Völkl-Kernstock: Entsprechend den Berichten von Jugendlichen verläuft das Distance-Learning sehr unterschiedlich. Jugendliche haben derzeit oftmals nur eine Stunde am Tag, manchmal aber auch vier bis sechs Stunden. Es fehlt der Austausch, da weniger Interaktion in diesem Lernformat möglich ist, und es besteht Sorge, Schularbeiten und Tests nicht gut erledigen zu können, da sie sich oft nicht als gut vorbereitet erleben. Natürlich fehlt aber auch der Schulweg, der Alltagsrhythmus, denn der Weg zur Schule bedeutet derzeit oft lediglich einen Schritt vom Bett zum Schreibtisch, oder es wird der Laptop ins Bett geholt. Die damit einhergehende reduzierte Lerneffizienz ist für die Jugendlichen selbst sehr spürbar und bewusst. Es fehlt aber das Korrektiv, das sie noch benötigen.

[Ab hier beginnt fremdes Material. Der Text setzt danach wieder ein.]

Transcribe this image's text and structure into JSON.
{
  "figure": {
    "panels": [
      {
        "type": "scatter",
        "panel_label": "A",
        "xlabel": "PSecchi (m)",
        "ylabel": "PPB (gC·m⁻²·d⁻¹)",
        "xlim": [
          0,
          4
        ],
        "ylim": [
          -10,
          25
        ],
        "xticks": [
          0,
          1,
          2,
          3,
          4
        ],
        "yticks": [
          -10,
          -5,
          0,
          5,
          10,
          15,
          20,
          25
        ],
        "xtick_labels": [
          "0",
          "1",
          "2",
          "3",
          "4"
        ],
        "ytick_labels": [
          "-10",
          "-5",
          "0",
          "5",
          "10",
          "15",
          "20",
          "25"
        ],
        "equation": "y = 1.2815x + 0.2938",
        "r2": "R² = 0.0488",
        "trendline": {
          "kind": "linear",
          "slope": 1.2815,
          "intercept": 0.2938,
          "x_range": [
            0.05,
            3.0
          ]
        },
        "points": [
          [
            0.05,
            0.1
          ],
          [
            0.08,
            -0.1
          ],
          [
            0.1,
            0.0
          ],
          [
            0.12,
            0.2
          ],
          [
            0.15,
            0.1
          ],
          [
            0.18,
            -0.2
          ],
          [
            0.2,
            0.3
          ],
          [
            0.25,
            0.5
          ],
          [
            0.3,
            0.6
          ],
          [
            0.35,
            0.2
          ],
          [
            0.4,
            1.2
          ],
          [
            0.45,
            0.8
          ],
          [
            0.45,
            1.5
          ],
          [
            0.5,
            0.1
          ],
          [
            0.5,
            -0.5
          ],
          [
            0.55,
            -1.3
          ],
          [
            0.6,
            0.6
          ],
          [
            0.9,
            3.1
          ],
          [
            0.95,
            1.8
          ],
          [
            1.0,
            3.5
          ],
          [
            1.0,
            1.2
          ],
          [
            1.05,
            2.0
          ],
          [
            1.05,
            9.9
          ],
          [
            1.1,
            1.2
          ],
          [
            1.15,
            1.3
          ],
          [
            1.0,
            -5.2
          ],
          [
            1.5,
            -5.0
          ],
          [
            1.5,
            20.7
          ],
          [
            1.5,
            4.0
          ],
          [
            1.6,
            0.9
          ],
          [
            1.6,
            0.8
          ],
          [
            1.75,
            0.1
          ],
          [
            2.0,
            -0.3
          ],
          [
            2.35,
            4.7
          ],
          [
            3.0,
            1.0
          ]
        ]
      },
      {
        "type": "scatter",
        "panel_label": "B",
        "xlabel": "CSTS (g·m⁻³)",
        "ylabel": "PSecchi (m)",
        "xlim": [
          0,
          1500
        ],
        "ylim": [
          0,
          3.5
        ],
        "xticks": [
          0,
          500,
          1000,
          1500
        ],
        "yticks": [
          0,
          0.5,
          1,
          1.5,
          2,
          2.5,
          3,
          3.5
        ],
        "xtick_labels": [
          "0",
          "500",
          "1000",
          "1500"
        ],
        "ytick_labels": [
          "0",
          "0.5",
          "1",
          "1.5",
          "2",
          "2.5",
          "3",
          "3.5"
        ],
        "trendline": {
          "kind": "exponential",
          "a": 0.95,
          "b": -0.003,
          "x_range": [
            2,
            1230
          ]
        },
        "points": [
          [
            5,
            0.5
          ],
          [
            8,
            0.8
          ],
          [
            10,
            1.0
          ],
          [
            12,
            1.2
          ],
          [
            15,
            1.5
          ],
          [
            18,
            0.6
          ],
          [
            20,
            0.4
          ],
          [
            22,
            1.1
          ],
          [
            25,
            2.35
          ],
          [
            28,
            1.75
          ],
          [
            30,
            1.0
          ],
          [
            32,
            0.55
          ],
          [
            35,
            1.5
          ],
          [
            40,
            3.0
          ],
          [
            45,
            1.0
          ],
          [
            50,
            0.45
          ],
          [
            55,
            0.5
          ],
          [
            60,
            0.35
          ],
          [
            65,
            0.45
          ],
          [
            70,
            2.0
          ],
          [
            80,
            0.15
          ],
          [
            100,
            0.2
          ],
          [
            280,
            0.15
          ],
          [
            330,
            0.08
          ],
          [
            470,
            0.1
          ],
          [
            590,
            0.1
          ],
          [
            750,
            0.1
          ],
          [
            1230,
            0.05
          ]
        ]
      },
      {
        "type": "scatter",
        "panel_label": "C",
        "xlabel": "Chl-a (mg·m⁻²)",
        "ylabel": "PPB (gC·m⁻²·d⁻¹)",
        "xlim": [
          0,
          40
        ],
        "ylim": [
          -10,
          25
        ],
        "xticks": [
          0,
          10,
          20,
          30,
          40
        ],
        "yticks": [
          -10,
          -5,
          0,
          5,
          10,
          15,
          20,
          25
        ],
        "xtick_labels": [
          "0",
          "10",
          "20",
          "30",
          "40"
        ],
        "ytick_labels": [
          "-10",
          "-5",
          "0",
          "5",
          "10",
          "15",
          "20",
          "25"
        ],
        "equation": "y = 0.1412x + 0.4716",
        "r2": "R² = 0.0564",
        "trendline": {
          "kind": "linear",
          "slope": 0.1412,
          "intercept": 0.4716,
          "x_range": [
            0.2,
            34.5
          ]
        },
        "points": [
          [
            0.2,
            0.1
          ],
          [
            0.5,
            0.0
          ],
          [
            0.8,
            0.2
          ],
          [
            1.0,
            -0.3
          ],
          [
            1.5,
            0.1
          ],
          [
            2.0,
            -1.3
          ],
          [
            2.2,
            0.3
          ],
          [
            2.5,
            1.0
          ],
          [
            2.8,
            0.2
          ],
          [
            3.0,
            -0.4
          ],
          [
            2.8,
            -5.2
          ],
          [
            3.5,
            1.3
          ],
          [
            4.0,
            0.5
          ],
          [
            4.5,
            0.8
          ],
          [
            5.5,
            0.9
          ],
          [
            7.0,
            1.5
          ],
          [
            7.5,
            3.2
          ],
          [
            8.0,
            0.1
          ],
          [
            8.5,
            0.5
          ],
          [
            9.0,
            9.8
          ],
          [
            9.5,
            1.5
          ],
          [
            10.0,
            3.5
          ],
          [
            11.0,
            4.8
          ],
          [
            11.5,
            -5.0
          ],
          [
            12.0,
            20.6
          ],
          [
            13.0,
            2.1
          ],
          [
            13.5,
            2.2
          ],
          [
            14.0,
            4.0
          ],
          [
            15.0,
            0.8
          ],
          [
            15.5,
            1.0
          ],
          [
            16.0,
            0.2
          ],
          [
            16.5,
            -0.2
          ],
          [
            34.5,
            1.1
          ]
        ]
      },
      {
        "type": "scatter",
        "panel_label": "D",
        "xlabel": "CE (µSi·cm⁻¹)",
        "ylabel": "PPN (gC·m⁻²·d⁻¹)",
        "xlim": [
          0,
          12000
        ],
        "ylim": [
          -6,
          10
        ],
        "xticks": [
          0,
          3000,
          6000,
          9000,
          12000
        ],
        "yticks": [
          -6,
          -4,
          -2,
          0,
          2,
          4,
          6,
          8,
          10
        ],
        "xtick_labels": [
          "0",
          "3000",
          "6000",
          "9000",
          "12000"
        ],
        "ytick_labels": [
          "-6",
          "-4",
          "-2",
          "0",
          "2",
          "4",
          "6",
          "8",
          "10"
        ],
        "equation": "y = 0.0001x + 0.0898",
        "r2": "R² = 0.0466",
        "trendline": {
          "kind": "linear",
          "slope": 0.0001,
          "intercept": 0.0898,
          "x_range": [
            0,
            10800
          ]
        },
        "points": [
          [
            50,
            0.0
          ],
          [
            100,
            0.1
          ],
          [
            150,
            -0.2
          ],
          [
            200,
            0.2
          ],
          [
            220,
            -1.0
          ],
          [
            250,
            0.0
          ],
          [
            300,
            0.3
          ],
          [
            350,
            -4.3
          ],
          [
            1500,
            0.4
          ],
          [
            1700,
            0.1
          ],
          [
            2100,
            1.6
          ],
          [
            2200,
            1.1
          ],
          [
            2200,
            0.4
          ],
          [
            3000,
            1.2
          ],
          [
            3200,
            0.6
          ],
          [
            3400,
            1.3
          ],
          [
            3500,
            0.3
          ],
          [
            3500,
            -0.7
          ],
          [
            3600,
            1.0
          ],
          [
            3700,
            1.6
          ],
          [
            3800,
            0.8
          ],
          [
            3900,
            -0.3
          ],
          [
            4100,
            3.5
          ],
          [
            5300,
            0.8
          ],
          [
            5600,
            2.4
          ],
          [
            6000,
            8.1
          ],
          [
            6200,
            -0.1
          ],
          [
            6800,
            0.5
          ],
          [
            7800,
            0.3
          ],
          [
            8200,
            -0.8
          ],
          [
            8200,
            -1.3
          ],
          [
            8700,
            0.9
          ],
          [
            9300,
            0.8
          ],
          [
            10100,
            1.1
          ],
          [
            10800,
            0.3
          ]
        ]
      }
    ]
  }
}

STANDARD: Wie wichtig ist für Kinder ein strukturierter Tagesablauf, den Schulen bieten können?

Völkl-Kernstock: Sehr wichtig! Nicht nur wegen des Lernens, sondern auch die sozialen Kontakte betreffend.

STANDARD: Was passiert bei einem so langanhaltenden Mangel an sozialen Kontakten? Kann das auch bei Kindern zu Vereinsamung führen?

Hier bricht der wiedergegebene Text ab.